Black snakes are territorial so we thought the problem was solved. We didn't know that this is the snakes' mating season, which means that where there's one there may be two.

Last evening Dennis went to tend the little chickens and found most of them crowded into a corner while in the middle of the floor a black snake was in the act of trying to swallow a little red chicken. The crowbar was at hand. This time I caught the aftermath in a photo.


We grieve for the little lost chickens, but we've learned something from the experience. We know that snakes come out of hibernation hungry and horny. We know that even after 35 years in Paradise we still have more to learn. We're reminded once again that no place on earth is perfect, that a serpent always lurks in Paradise.



Tuesday, May 1, 2012

At Last, The Rain

It came in the night on Saturday, announced by flashes of lightning and thunder that shook my bed. Then came the sound I've longed to hear – rain's music on the roof and windowpane. I snuggled in with a deep sigh of relief and fell asleep with a peaceful mind.


Because I'm a farmer's daughter that I become so tense and worried when there's no rain. I learned early in life that our family's well-being depended in large part on rain. Were the fields too wet for spring planting? Did corn seeds lie dormant for lack of the moisture needed for germination? Could Dad bale the hay that was curing in the pasture before a storm ruined it? Would the cistern, our only source of water for the house, run dry if rain didn't come soon? Rain was always on our minds.

Now my livelihood doesn't depend on rain, but my way of life does. We love our garden and the food it gives us.
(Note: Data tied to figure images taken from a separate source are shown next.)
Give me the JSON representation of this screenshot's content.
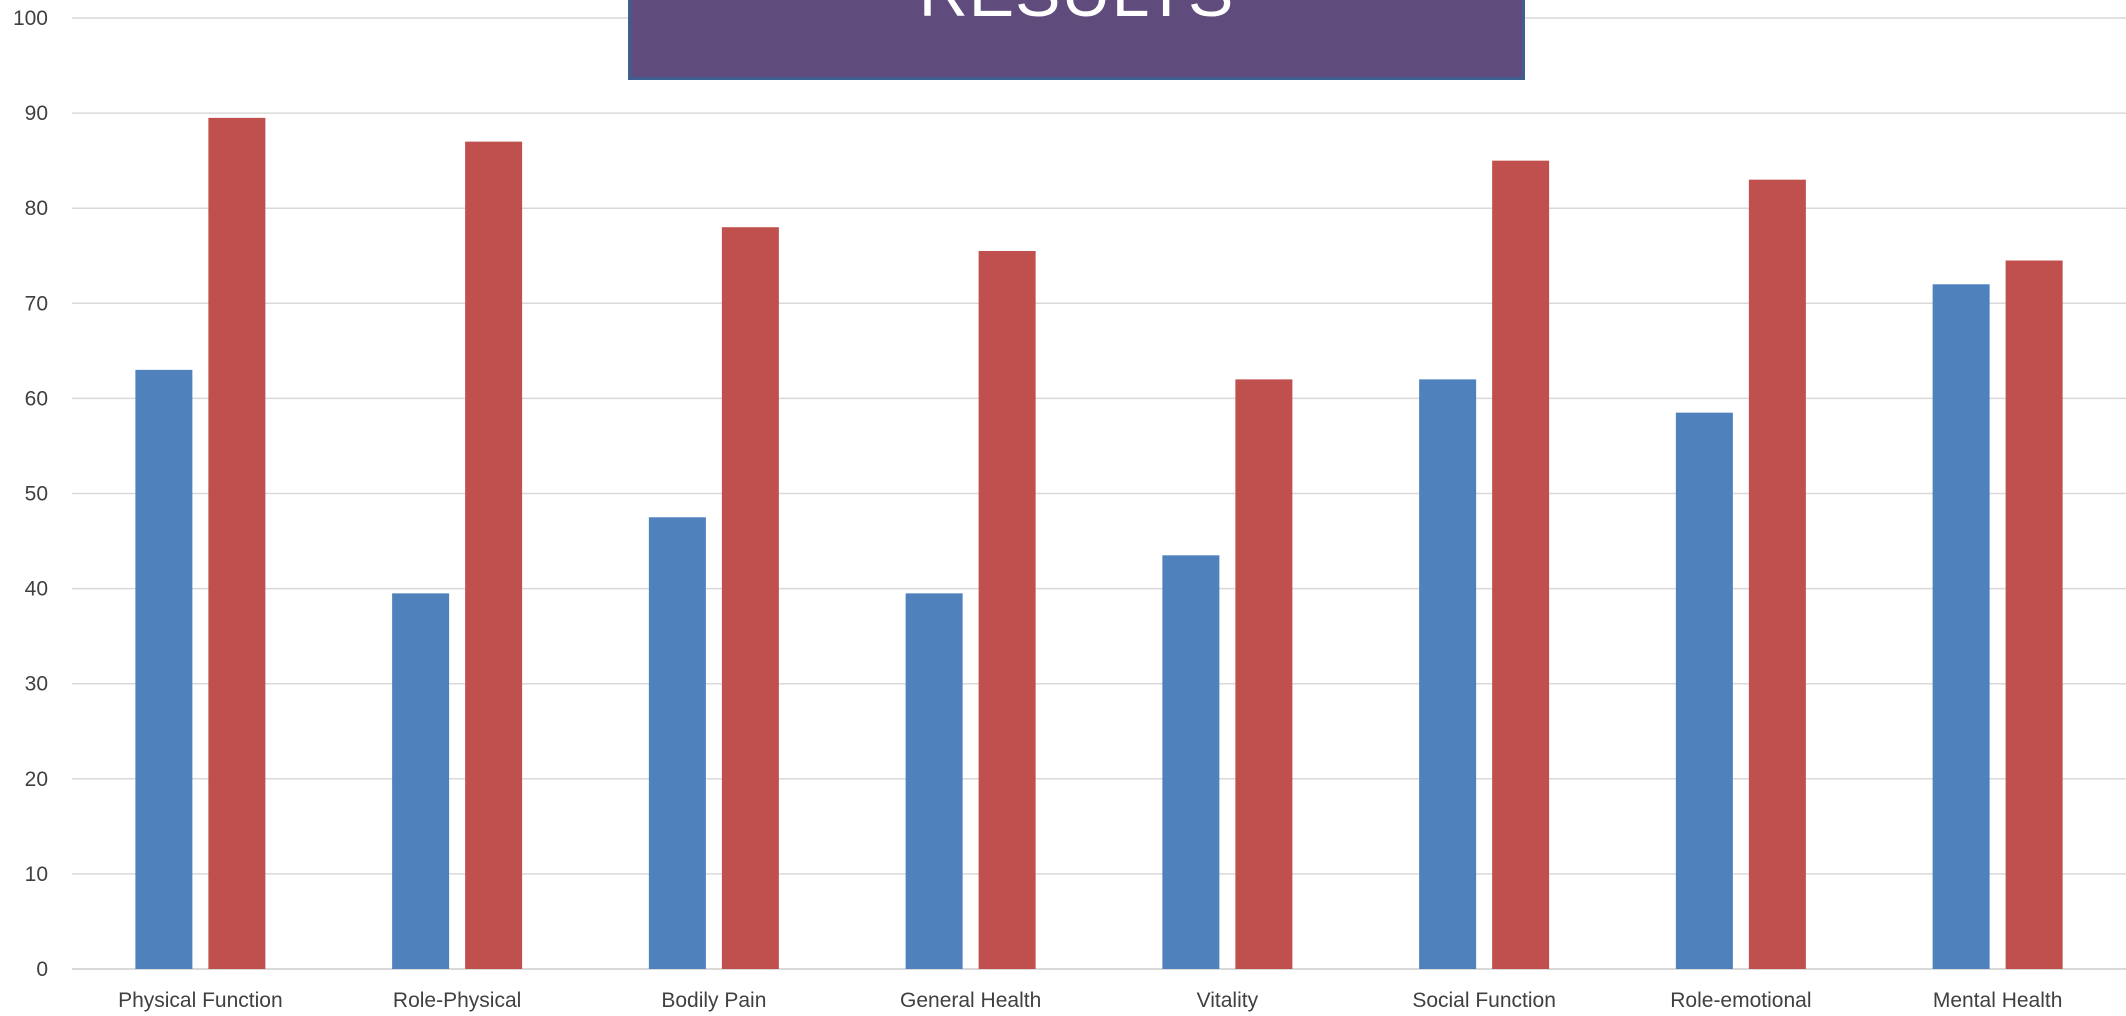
{
  "title": "RESULTS",
  "colors": {
    "series_1": "#4f81bd",
    "series_2": "#c0504d",
    "title_background": "#604b7d",
    "title_border": "#3e5f8f",
    "gridline": "#d9d9d9",
    "tick_label": "#404040"
  },
  "chart_data": {
    "type": "bar",
    "categories": [
      "Physical Function",
      "Role-Physical",
      "Bodily Pain",
      "General Health",
      "Vitality",
      "Social Function",
      "Role-emotional",
      "Mental Health"
    ],
    "series": [
      {
        "values": [
          63,
          39.5,
          47.5,
          39.5,
          43.5,
          62,
          58.5,
          72
        ],
        "color": "#4f81bd"
      },
      {
        "values": [
          89.5,
          87,
          78,
          75.5,
          62,
          85,
          83,
          74.5
        ],
        "color": "#c0504d"
      }
    ],
    "yticks": [
      "0",
      "10",
      "20",
      "30",
      "40",
      "50",
      "60",
      "70",
      "80",
      "90",
      "100"
    ],
    "ylim": [
      0,
      100
    ],
    "xlabel": "",
    "ylabel": "",
    "grid": true,
    "legend": "none"
  }
}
We love our flower beds and the beauty of their leaves and blossoms. We love digging in the dirt, sowing seeds, weeding, and watching plants grow.

First thing every morning I check the weather forecast. This past month meteorologists predicted rain time and again but we were disappointed. Tension grew as day after day passed without rain. Optimism faded into anxiety. Now rainfall is more than sufficient – another big rain came last night – and every living thing is energized. Life can go on.